The MusiQuiz: Sachin's musical extravaganza, beset though it was by technical glitches, was one hell of a quiz. It was enjoyable for everyone, revelatory in many parts, and closely-fought throughout by all the teams on stage. Looks like we have another SEQC annual feature on our hands.

SEQCm: The SEQC Margao Jan 2011 monthly was the cherry on the icing that the last couple of months have ladled onto the SEQC cake. The D'Costa family -- Terrence, Ira and Julian -- Abhijeet Virginkar and Dr Muralidharan (and perhaps others whose roles I am not aware of) took the most significant step in SEQC's history since our inception, by starting a Margao chapter. The inaugural quiz, conducted by Abhijeet, was excellent. The turnout of 30-plus is substantial for an inaugural event of this kind. SEQC itself started with 14-15 people and now sees about 50-60 participants for every monthly. Margao, it would seem, could overhaul that number within its first few months.

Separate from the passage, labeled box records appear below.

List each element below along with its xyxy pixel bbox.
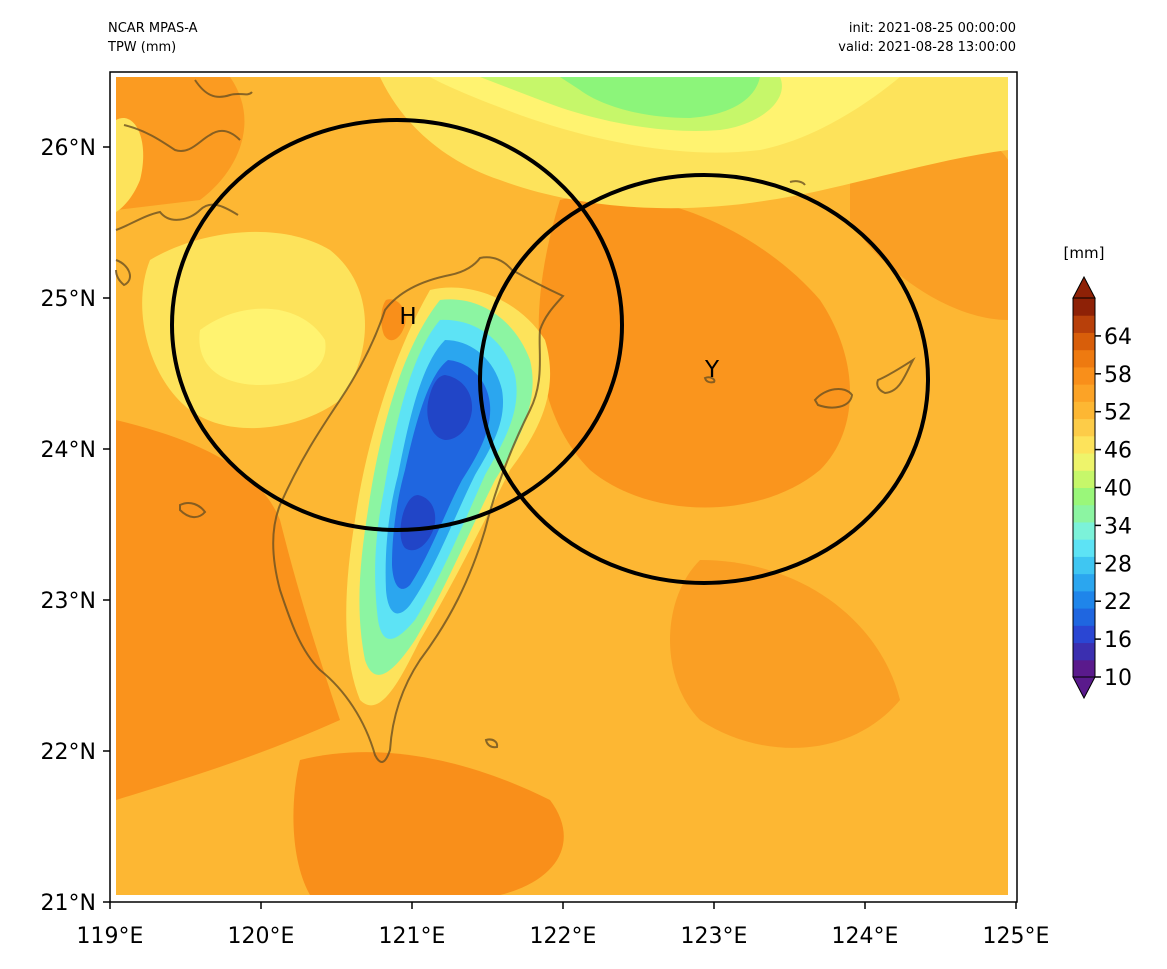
colorbar-segment	[1073, 556, 1095, 575]
field-orange-hsinchu	[381, 299, 406, 341]
field-orange-west	[116, 420, 340, 800]
china-coastline-4	[115, 259, 131, 287]
lon-tick-label: 121°E	[379, 924, 446, 949]
field-orange-nw	[116, 77, 245, 210]
lon-tick-label: 124°E	[832, 924, 899, 949]
lat-ticks: 21°N 22°N 23°N 24°N 25°N 26°N	[41, 136, 110, 916]
colorbar-min-arrow	[1072, 676, 1096, 700]
tpw-field	[116, 77, 1008, 895]
lat-tick-label: 23°N	[41, 589, 96, 614]
colorbar-segment	[1073, 590, 1095, 609]
colorbar-segment	[1073, 453, 1095, 471]
china-coastline-2	[194, 79, 253, 98]
field-orange-se	[670, 560, 900, 748]
colorbar-segment	[1073, 315, 1095, 333]
colorbar-segment	[1073, 608, 1095, 626]
lat-tick-label: 24°N	[41, 438, 96, 463]
lon-ticks: 119°E 120°E 121°E 122°E 123°E 124°E 125°…	[77, 902, 1050, 949]
field-deepblue-south	[400, 495, 436, 551]
lon-tick-label: 120°E	[228, 924, 295, 949]
field-paleyellow-strait	[199, 308, 326, 385]
colorbar-tick-label: 64	[1104, 325, 1132, 350]
lat-tick-label: 25°N	[41, 287, 96, 312]
colorbar-segment	[1073, 349, 1095, 368]
lat-tick-label: 21°N	[41, 891, 96, 916]
lon-tick-label: 123°E	[681, 924, 748, 949]
yonaguni-island	[703, 376, 716, 384]
colorbar: [mm] 10 16 22 28 34 40 46 52 58 64	[1064, 244, 1132, 700]
colorbar-tick-label: 22	[1104, 590, 1132, 615]
colorbar-segment	[1073, 625, 1095, 644]
model-name: NCAR MPAS-A	[108, 21, 198, 36]
colorbar-tick-label: 28	[1104, 552, 1132, 577]
penghu-islands	[179, 502, 207, 518]
colorbar-segment	[1073, 332, 1095, 351]
colorbar-segment	[1073, 435, 1095, 454]
field-orange-south	[293, 752, 564, 895]
lon-tick-label: 119°E	[77, 924, 144, 949]
colorbar-segment	[1073, 418, 1095, 437]
colorbar-segment	[1073, 539, 1095, 557]
radius-circle-h	[170, 118, 624, 532]
lon-tick-label: 122°E	[530, 924, 597, 949]
plot-header-left: NCAR MPAS-A TPW (mm)	[108, 19, 198, 57]
colorbar-segment	[1073, 642, 1095, 661]
colorbar-segment	[1073, 504, 1095, 523]
colorbar-segment	[1073, 298, 1095, 316]
marker-label-h: H	[399, 304, 416, 330]
colorbar-tick-label: 52	[1104, 401, 1132, 426]
valid-time: valid: 2021-08-28 13:00:00	[838, 40, 1016, 55]
field-green-north	[560, 77, 760, 118]
lon-tick-label: 125°E	[983, 924, 1050, 949]
radius-circle-y	[478, 173, 930, 585]
field-yellow-coast	[116, 118, 144, 212]
plot-header-right: init: 2021-08-25 00:00:00 valid: 2021-08…	[838, 19, 1016, 57]
variable-name: TPW (mm)	[108, 40, 177, 55]
colorbar-max-arrow	[1072, 275, 1096, 299]
colorbar-segment	[1073, 401, 1095, 420]
orchid-island	[484, 738, 499, 749]
ishigaki-island	[876, 357, 916, 395]
colorbar-segment	[1073, 573, 1095, 592]
coastlines	[115, 79, 916, 763]
colorbar-tick-label: 40	[1104, 477, 1132, 502]
senkaku-islands	[789, 180, 806, 186]
colorbar-tick-label: 10	[1104, 666, 1132, 691]
colorbar-segment	[1073, 521, 1095, 540]
colorbar-segment	[1073, 659, 1095, 678]
lat-tick-label: 26°N	[41, 136, 96, 161]
taiwan-coastline	[272, 256, 565, 763]
colorbar-segments	[1073, 298, 1095, 678]
marker-label-y: Y	[704, 357, 720, 383]
lat-tick-label: 22°N	[41, 740, 96, 765]
init-time: init: 2021-08-25 00:00:00	[848, 21, 1016, 36]
colorbar-tick-label: 58	[1104, 363, 1132, 388]
colorbar-segment	[1073, 366, 1095, 385]
colorbar-segment	[1073, 384, 1095, 402]
field-deepblue-north	[427, 375, 473, 440]
colorbar-tick-label: 46	[1104, 439, 1132, 464]
colorbar-segment	[1073, 470, 1095, 488]
colorbar-tick-label: 16	[1104, 628, 1132, 653]
miyako-island	[813, 388, 854, 409]
colorbar-segment	[1073, 487, 1095, 506]
colorbar-tick-label: 34	[1104, 514, 1132, 539]
china-coastline-1	[123, 124, 241, 152]
colorbar-ticks: 10 16 22 28 34 40 46 52 58 64	[1095, 325, 1132, 691]
colorbar-unit: [mm]	[1064, 244, 1105, 262]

ICG: Our partnership with the International Centre Goa has worked out really well. Quizzes that are held here have an extra touch of class to them. We keep hearing that people are reluctant to come all the way there, but attendance at quizzes at the Centre have never been disappointing. The place is great, the arrangements are top-notch and we get it all for free, which is in consonance with the club's non-commercial nature. All in all, quite the win-win scenario.

As with the Indian cricket team, SEQC has managed to develop significant bench strength. That is perhaps the greatest source of satisfaction for those of us who've been part of its growth over the past couple of years. Here's to SEQC -- the most happening quiz club in the country.


Sajan Venniyoor said...

I lived and worked in Goa in the late 1990s, and now I realize the thing that I missed the most in those years was SEQC.

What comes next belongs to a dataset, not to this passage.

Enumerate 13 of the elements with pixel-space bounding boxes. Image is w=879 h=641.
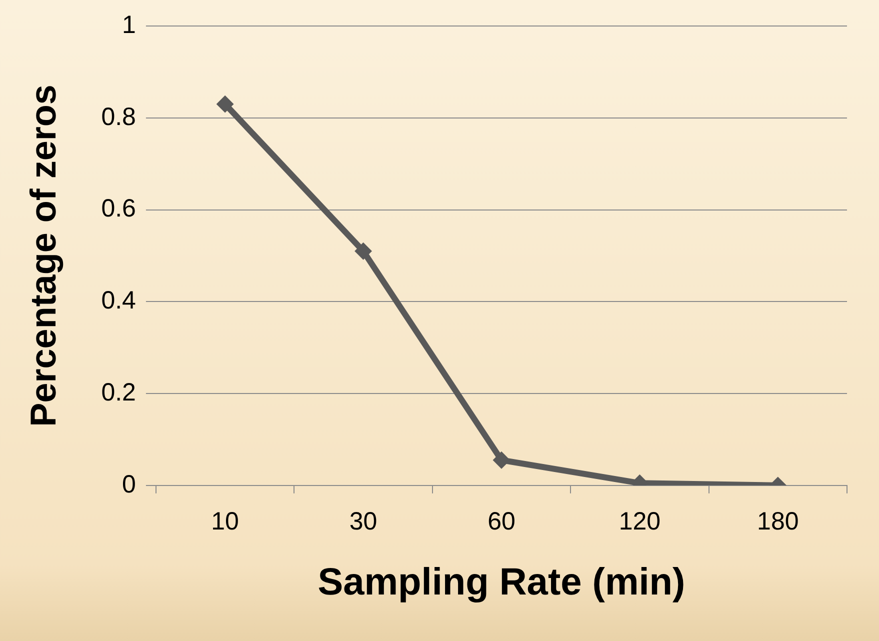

Not sure if it is worth shifting to Goa for the pleasure of being asked bizarre questions by Annie ("Why does Pamela Anderson have such small feet?"), but as a modest, garden-variety quizzer in my younger days -- though I had a near-photographic memory; I could remember anything that was lying about near photographs -- I find SEQC incredible fun.

So, many thanks to Annie, Rajiv and the rest, and particularly Sachin for dragging me to my first SEQC quiz last year, where I had to drink copious amounts of tepid orange juice to recover from the shock of being asked to identify a Fibonacci sequence buried in some obscure piece of music.

Suck on that, Kolkata!


Anniesen said...

Glad you came along, Sajan Claus, not only for your generosity but also your 'ho, ho, ho's!

Anonymous said...

Dear Annie ,
I share your thoughts on the effect these quizzes have had in Goa .
In fact , I always mention this in my social circle and invite people.
Unfortunately quizzes are looked as a school or college passtime so it is only when a person attends SEQC , he knows the quality involved.

And the most important factor why this concept of the founders ( Rajiv and you ) has succeeded is that you have kept it open to all and have been encouraging to those who want to be quiz masters and take up any other role.
Normally politics and groupism sets in and it is to your credit that you have not allowed this.



Anniesen said...

Hey Conrad, thanks for all the positive remarks. It's a great group of people, and everyone works to keep the club gung-ho and free of strife. The kids, in particular, are a treat, with their intelligence, their enthusiasm and their camaraderie! I'm very happy and proud to be a part of such an excellent forum.